Aumento das TFRMs nos Estados e Municípios

Uma análise apresentada ao CNPM revelou que atualmente oito estados possuem TFRMs em funcionamento, incluindo Minas Gerais, Pará, Amazonas, Mato Grosso do Sul, Goiás, Tocantins, Mato Grosso e Maranhão. Além disso, 16 municípios também implementaram taxas relacionadas à fiscalização mineral. Desde 2011, o número de normativas estaduais e municipais sobre esse assunto tem crescido continuamente, o que levanta preocupações no setor.

Desafios e Previsibilidade no Setor Mineral

As TFRMs são fundamentais para custear a fiscalização da atividade mineral, assegurando que haja recursos destinados à estrutura pública que monitora essa atividade. Entretanto, a implementação de diferentes taxas pode gerar confusão e insegurança jurídica, dificultando a previsibilidade de investimentos na mineração. Há um clamor dentro do setor por regras mais claras e uniformes que sejam aplicadas em todo o território nacional, tornando o ambiente de negócios mais favorável.

Recomendações do CNPM e Papel do Governo

A resolução do CNPM não é impositiva, mas orientativa, e sugere que o governo federal promova um diálogo entre estados, municípios, entidades representativas e especialistas. O objetivo é estabelecer parâmetros mais claros sobre a cobrança das taxas, respeitando a autonomia tributária dos entes federativos. O ministro de Minas e Energia, Alexandre Silveira, reforçou que o investimento em mineração requer um conjunto regulatório claro e estável.

Historicamente, o setor de mineração contesta a existência de várias taxas criadas por estados e municípios, temendo que algumas delas possam ser confundidas com um imposto sobre a produção mineral, o que é proibido pela Constituição. No entanto, o Supremo Tribunal Federal (STF) validou a criação de taxas de fiscalização, desde que essas taxas estejam relacionadas ao exercício efetivo do poder de fiscalização e respeitem a proporcionalidade.

A recomendação do CNPM é parte de um esforço mais amplo do governo para eliminar barreiras regulatórias e aumentar a previsibilidade no setor mineral. Na mesma reunião, foram discutidas medidas para a redução de áreas minerárias ociosas, bem como para o mapeamento geológico e a classificação de baixa risco para pesquisa mineral sem um guia de utilização definido.

Assim, o balanço entre a arrecadação tributária e a necessidade de incentivo ao investimento na mineração é crucial. O sucesso dessa articulação entre diferentes níveis de governo pode definir o futuro do setor mineral no Brasil, tornando-o mais competitivo e sustentável.

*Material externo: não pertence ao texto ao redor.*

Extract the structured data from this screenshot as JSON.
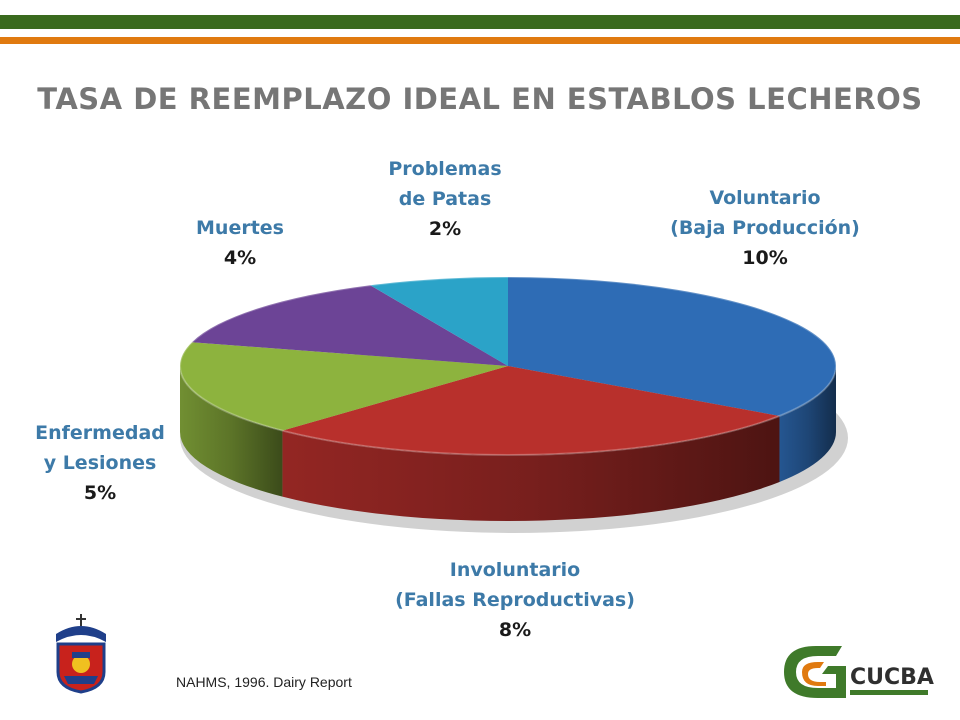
{
  "header": {
    "colors": {
      "green_bar": "#3a6a1e",
      "orange_bar": "#e07a10"
    }
  },
  "title": "TASA DE REEMPLAZO IDEAL EN ESTABLOS LECHEROS",
  "chart_data": {
    "type": "pie",
    "title": "TASA DE REEMPLAZO IDEAL EN ESTABLOS LECHEROS",
    "style": "3d-exploded-none",
    "slices": [
      {
        "label_lines": [
          "Voluntario",
          "(Baja Producción)"
        ],
        "value_label": "10%",
        "value": 10,
        "color": "#2e6cb5"
      },
      {
        "label_lines": [
          "Involuntario",
          "(Fallas Reproductivas)"
        ],
        "value_label": "8%",
        "value": 8,
        "color": "#b8302c"
      },
      {
        "label_lines": [
          "Enfermedad",
          "y Lesiones"
        ],
        "value_label": "5%",
        "value": 5,
        "color": "#8db33e"
      },
      {
        "label_lines": [
          "Muertes"
        ],
        "value_label": "4%",
        "value": 4,
        "color": "#6c4496"
      },
      {
        "label_lines": [
          "Problemas",
          "de Patas"
        ],
        "value_label": "2%",
        "value": 2,
        "color": "#2ba3c8"
      }
    ]
  },
  "footer": {
    "source": "NAHMS, 1996. Dairy Report",
    "logo_left": "Universidad de Guadalajara",
    "logo_right": "CUCBA"
  }
}
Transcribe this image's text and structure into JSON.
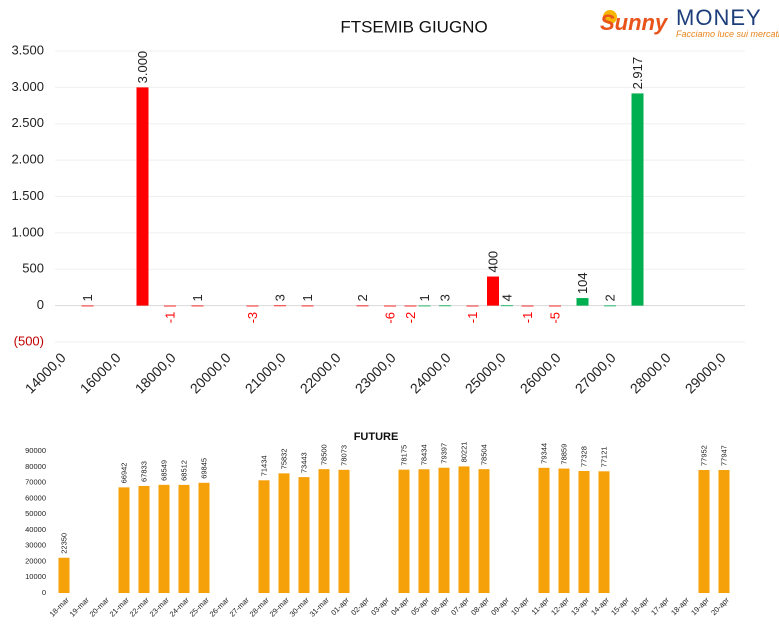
{
  "logo": {
    "brand": "Sunny",
    "name": "MONEY",
    "tagline": "Facciamo luce sui mercati"
  },
  "chart_data": [
    {
      "type": "bar",
      "title": "FTSEMIB GIUGNO",
      "categories": [
        "14000,0",
        null,
        "16000,0",
        null,
        "18000,0",
        null,
        "20000,0",
        null,
        "21000,0",
        null,
        "22000,0",
        null,
        "23000,0",
        null,
        "24000,0",
        null,
        "25000,0",
        null,
        "26000,0",
        null,
        "27000,0",
        null,
        "28000,0",
        null,
        "29000,0",
        null
      ],
      "series": [
        {
          "color": "#ff0000",
          "values": [
            null,
            1,
            null,
            3000,
            -1,
            1,
            null,
            -3,
            3,
            1,
            null,
            2,
            -6,
            -2,
            null,
            -1,
            400,
            -1,
            -5,
            null,
            null,
            null,
            null,
            null,
            null,
            null
          ],
          "value_labels": [
            null,
            "1",
            null,
            "3.000",
            "-1",
            "1",
            null,
            "-3",
            "3",
            "1",
            null,
            "2",
            "-6",
            "-2",
            null,
            "-1",
            "400",
            "-1",
            "-5",
            null,
            null,
            null,
            null,
            null,
            null,
            null
          ]
        },
        {
          "color": "#00b050",
          "values": [
            null,
            null,
            null,
            null,
            null,
            null,
            null,
            null,
            null,
            null,
            null,
            null,
            null,
            1,
            3,
            null,
            4,
            null,
            null,
            104,
            2,
            2917,
            null,
            null,
            null,
            null
          ],
          "value_labels": [
            null,
            null,
            null,
            null,
            null,
            null,
            null,
            null,
            null,
            null,
            null,
            null,
            null,
            "1",
            "3",
            null,
            "4",
            null,
            null,
            "104",
            "2",
            "2.917",
            null,
            null,
            null,
            null
          ]
        }
      ],
      "ylim": [
        -500,
        3500
      ],
      "yticks": [
        {
          "value": -500,
          "label": "(500)"
        },
        0,
        500,
        {
          "value": 1000,
          "label": "1.000"
        },
        {
          "value": 1500,
          "label": "1.500"
        },
        {
          "value": 2000,
          "label": "2.000"
        },
        {
          "value": 2500,
          "label": "2.500"
        },
        {
          "value": 3000,
          "label": "3.000"
        },
        {
          "value": 3500,
          "label": "3.500"
        }
      ],
      "grid": true
    },
    {
      "type": "bar",
      "title": "FUTURE",
      "categories": [
        "18-mar",
        "19-mar",
        "20-mar",
        "21-mar",
        "22-mar",
        "23-mar",
        "24-mar",
        "25-mar",
        "26-mar",
        "27-mar",
        "28-mar",
        "29-mar",
        "30-mar",
        "31-mar",
        "01-apr",
        "02-apr",
        "03-apr",
        "04-apr",
        "05-apr",
        "06-apr",
        "07-apr",
        "08-apr",
        "09-apr",
        "10-apr",
        "11-apr",
        "12-apr",
        "13-apr",
        "14-apr",
        "15-apr",
        "16-apr",
        "17-apr",
        "18-apr",
        "19-apr",
        "20-apr"
      ],
      "series": [
        {
          "color": "#f5a10a",
          "values": [
            22350,
            null,
            null,
            66942,
            67833,
            68549,
            68512,
            69845,
            null,
            null,
            71434,
            75832,
            73443,
            78500,
            78073,
            null,
            null,
            78175,
            78434,
            79397,
            80221,
            78504,
            null,
            null,
            79344,
            78859,
            77328,
            77121,
            null,
            null,
            null,
            null,
            77952,
            77947
          ]
        }
      ],
      "ylim": [
        0,
        90000
      ],
      "yticks": [
        0,
        10000,
        20000,
        30000,
        40000,
        50000,
        60000,
        70000,
        80000,
        90000
      ],
      "grid": false
    }
  ]
}
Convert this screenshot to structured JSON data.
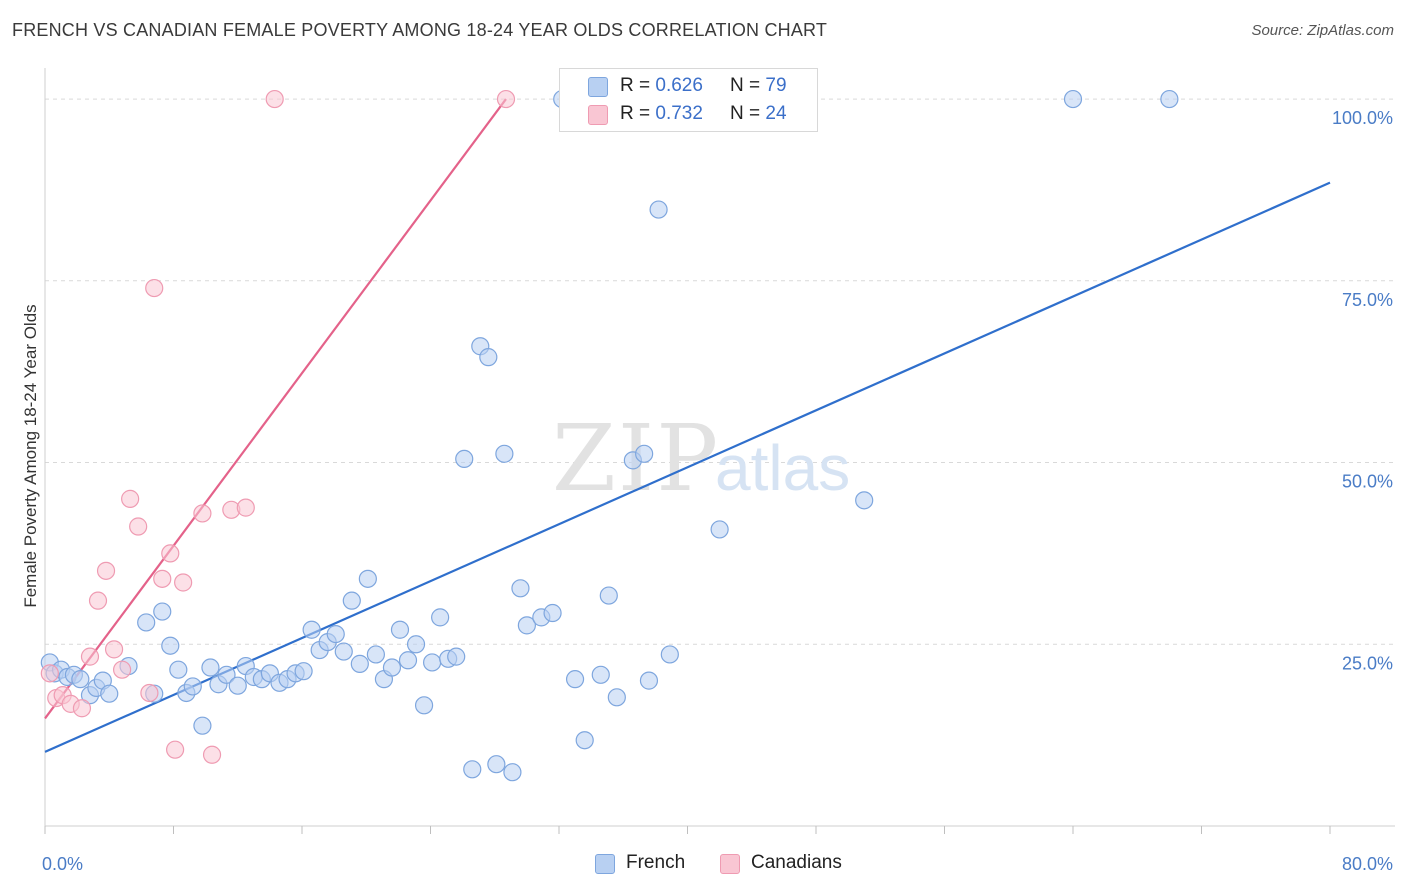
{
  "title": "FRENCH VS CANADIAN FEMALE POVERTY AMONG 18-24 YEAR OLDS CORRELATION CHART",
  "source": "Source: ZipAtlas.com",
  "watermark": {
    "zip": "ZIP",
    "atlas": "atlas"
  },
  "colors": {
    "french_fill": "#b8d0f2",
    "french_stroke": "#7ea6de",
    "french_line": "#2f6fcc",
    "canadian_fill": "#f9c6d3",
    "canadian_stroke": "#ef9bb2",
    "canadian_line": "#e4628a",
    "tick_text": "#4a7cc6",
    "grid": "#d9d9d9"
  },
  "legend": {
    "rows": [
      {
        "r_label": "R = ",
        "r_value": "0.626",
        "n_label": "N = ",
        "n_value": "79"
      },
      {
        "r_label": "R = ",
        "r_value": "0.732",
        "n_label": "N = ",
        "n_value": "24"
      }
    ]
  },
  "bottom_legend": [
    "French",
    "Canadians"
  ],
  "chart_data": {
    "type": "scatter",
    "title": "FRENCH VS CANADIAN FEMALE POVERTY AMONG 18-24 YEAR OLDS CORRELATION CHART",
    "xlabel": "",
    "ylabel": "Female Poverty Among 18-24 Year Olds",
    "xlim": [
      0,
      80
    ],
    "ylim": [
      0,
      104
    ],
    "x_tick_labels": [
      "0.0%",
      "80.0%"
    ],
    "y_ticks": [
      25,
      50,
      75,
      100
    ],
    "y_tick_labels": [
      "25.0%",
      "50.0%",
      "75.0%",
      "100.0%"
    ],
    "grid": true,
    "legend_position": "top-center",
    "series": [
      {
        "name": "French",
        "r": 0.626,
        "n": 79,
        "trend": [
          [
            0,
            10.2
          ],
          [
            80,
            88.5
          ]
        ],
        "points": [
          [
            0.3,
            22.5
          ],
          [
            0.6,
            21.0
          ],
          [
            1.0,
            21.5
          ],
          [
            1.4,
            20.5
          ],
          [
            1.8,
            20.8
          ],
          [
            2.2,
            20.2
          ],
          [
            2.8,
            18.0
          ],
          [
            3.2,
            19.0
          ],
          [
            3.6,
            20.0
          ],
          [
            4.0,
            18.2
          ],
          [
            5.2,
            22.0
          ],
          [
            6.3,
            28.0
          ],
          [
            6.8,
            18.2
          ],
          [
            7.3,
            29.5
          ],
          [
            7.8,
            24.8
          ],
          [
            8.3,
            21.5
          ],
          [
            8.8,
            18.3
          ],
          [
            9.2,
            19.2
          ],
          [
            9.8,
            13.8
          ],
          [
            10.3,
            21.8
          ],
          [
            10.8,
            19.5
          ],
          [
            11.3,
            20.8
          ],
          [
            12.0,
            19.3
          ],
          [
            12.5,
            22.0
          ],
          [
            13.0,
            20.5
          ],
          [
            13.5,
            20.2
          ],
          [
            14.0,
            21.0
          ],
          [
            14.6,
            19.7
          ],
          [
            15.1,
            20.2
          ],
          [
            15.6,
            21.0
          ],
          [
            16.1,
            21.3
          ],
          [
            16.6,
            27.0
          ],
          [
            17.1,
            24.2
          ],
          [
            17.6,
            25.3
          ],
          [
            18.1,
            26.4
          ],
          [
            18.6,
            24.0
          ],
          [
            19.1,
            31.0
          ],
          [
            19.6,
            22.3
          ],
          [
            20.1,
            34.0
          ],
          [
            20.6,
            23.6
          ],
          [
            21.1,
            20.2
          ],
          [
            21.6,
            21.8
          ],
          [
            22.1,
            27.0
          ],
          [
            22.6,
            22.8
          ],
          [
            23.1,
            25.0
          ],
          [
            23.6,
            16.6
          ],
          [
            24.1,
            22.5
          ],
          [
            24.6,
            28.7
          ],
          [
            25.1,
            23.0
          ],
          [
            25.6,
            23.3
          ],
          [
            26.1,
            50.5
          ],
          [
            26.6,
            7.8
          ],
          [
            27.1,
            66.0
          ],
          [
            27.6,
            64.5
          ],
          [
            28.1,
            8.5
          ],
          [
            28.6,
            51.2
          ],
          [
            29.1,
            7.4
          ],
          [
            29.6,
            32.7
          ],
          [
            30.0,
            27.6
          ],
          [
            30.9,
            28.7
          ],
          [
            31.6,
            29.3
          ],
          [
            32.2,
            100.0
          ],
          [
            33.0,
            20.2
          ],
          [
            33.6,
            11.8
          ],
          [
            34.6,
            20.8
          ],
          [
            35.1,
            31.7
          ],
          [
            35.6,
            17.7
          ],
          [
            36.6,
            50.3
          ],
          [
            37.3,
            51.2
          ],
          [
            37.6,
            20.0
          ],
          [
            38.2,
            84.8
          ],
          [
            38.9,
            23.6
          ],
          [
            40.0,
            100.0
          ],
          [
            42.0,
            40.8
          ],
          [
            51.0,
            44.8
          ],
          [
            64.0,
            100.0
          ],
          [
            70.0,
            100.0
          ]
        ]
      },
      {
        "name": "Canadians",
        "r": 0.732,
        "n": 24,
        "trend": [
          [
            0,
            14.8
          ],
          [
            28.7,
            100.0
          ]
        ],
        "points": [
          [
            0.3,
            21.0
          ],
          [
            0.7,
            17.6
          ],
          [
            1.1,
            18.0
          ],
          [
            1.6,
            16.8
          ],
          [
            2.3,
            16.2
          ],
          [
            2.8,
            23.3
          ],
          [
            3.3,
            31.0
          ],
          [
            3.8,
            35.1
          ],
          [
            4.3,
            24.3
          ],
          [
            4.8,
            21.5
          ],
          [
            5.3,
            45.0
          ],
          [
            5.8,
            41.2
          ],
          [
            6.5,
            18.3
          ],
          [
            6.8,
            74.0
          ],
          [
            7.3,
            34.0
          ],
          [
            7.8,
            37.5
          ],
          [
            8.1,
            10.5
          ],
          [
            8.6,
            33.5
          ],
          [
            9.8,
            43.0
          ],
          [
            10.4,
            9.8
          ],
          [
            11.6,
            43.5
          ],
          [
            12.5,
            43.8
          ],
          [
            14.3,
            100.0
          ],
          [
            28.7,
            100.0
          ]
        ]
      }
    ]
  }
}
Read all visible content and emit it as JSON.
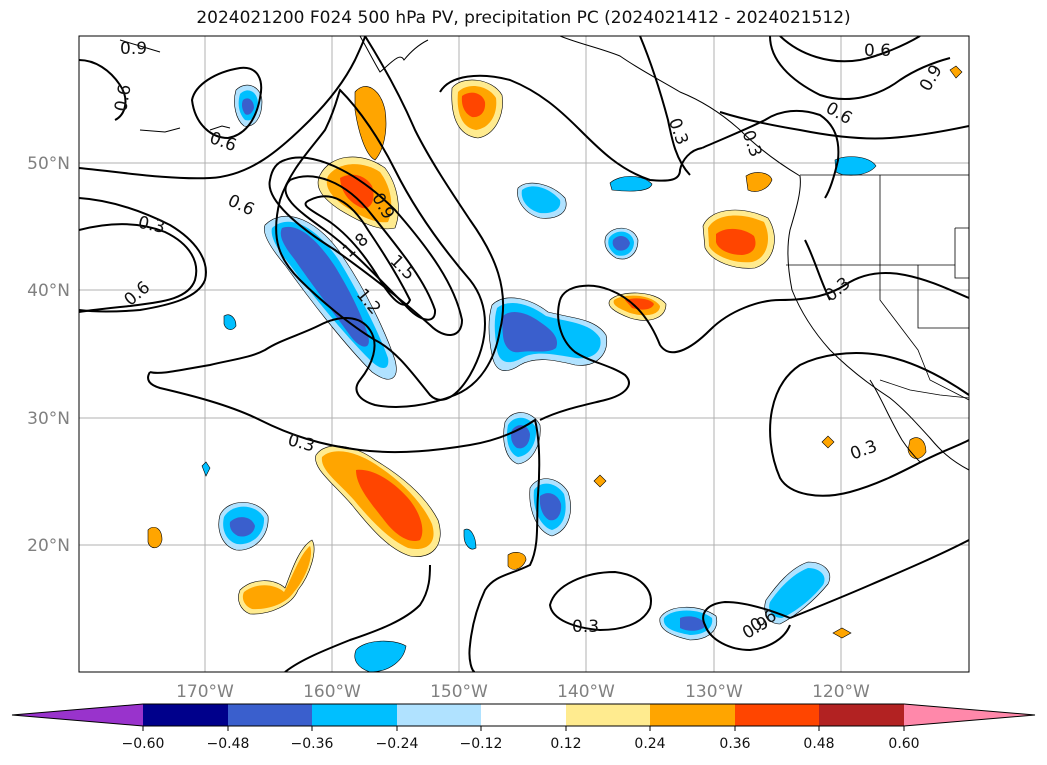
{
  "title": "2024021200 F024 500 hPa PV, precipitation PC (2024021412 - 2024021512)",
  "lat_labels": [
    "50°N",
    "40°N",
    "30°N",
    "20°N"
  ],
  "lon_labels": [
    "170°W",
    "160°W",
    "150°W",
    "140°W",
    "130°W",
    "120°W"
  ],
  "contour_labels": [
    "0.9",
    "0.6",
    "0.6",
    "0.3",
    "0.6",
    "0.6",
    "0.3",
    "0.9",
    "1.8",
    "1.5",
    "1.2",
    "0.9",
    "0.6",
    "0.3",
    "0.3",
    "0.3",
    "0.3",
    "0.6",
    "0.3",
    "0.9",
    "0.6"
  ],
  "colorbar": {
    "ticks": [
      "−0.60",
      "−0.48",
      "−0.36",
      "−0.24",
      "−0.12",
      "0.12",
      "0.24",
      "0.36",
      "0.48",
      "0.60"
    ],
    "colors": [
      "#9933cc",
      "#00008b",
      "#3a5fcd",
      "#00bfff",
      "#b0e2ff",
      "#ffffff",
      "#ffeb8f",
      "#ffa500",
      "#ff4500",
      "#b22222",
      "#ff88aa"
    ]
  },
  "fill_colors": {
    "neg1": "#b0e2ff",
    "neg2": "#00bfff",
    "neg3": "#3a5fcd",
    "pos1": "#ffeb8f",
    "pos2": "#ffa500",
    "pos3": "#ff4500"
  }
}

As discussões em torno das TFRMs sinalizam um avanço nas práticas de fiscalização e regulamentação da mineração, mas também destacam a necessidade de um diálogo constante entre as partes interessadas. Somente assim será possível garantir um ambiente que favoreça tanto a arrecadação de fundos necessários à fiscalização quanto a atração de investimentos no setor.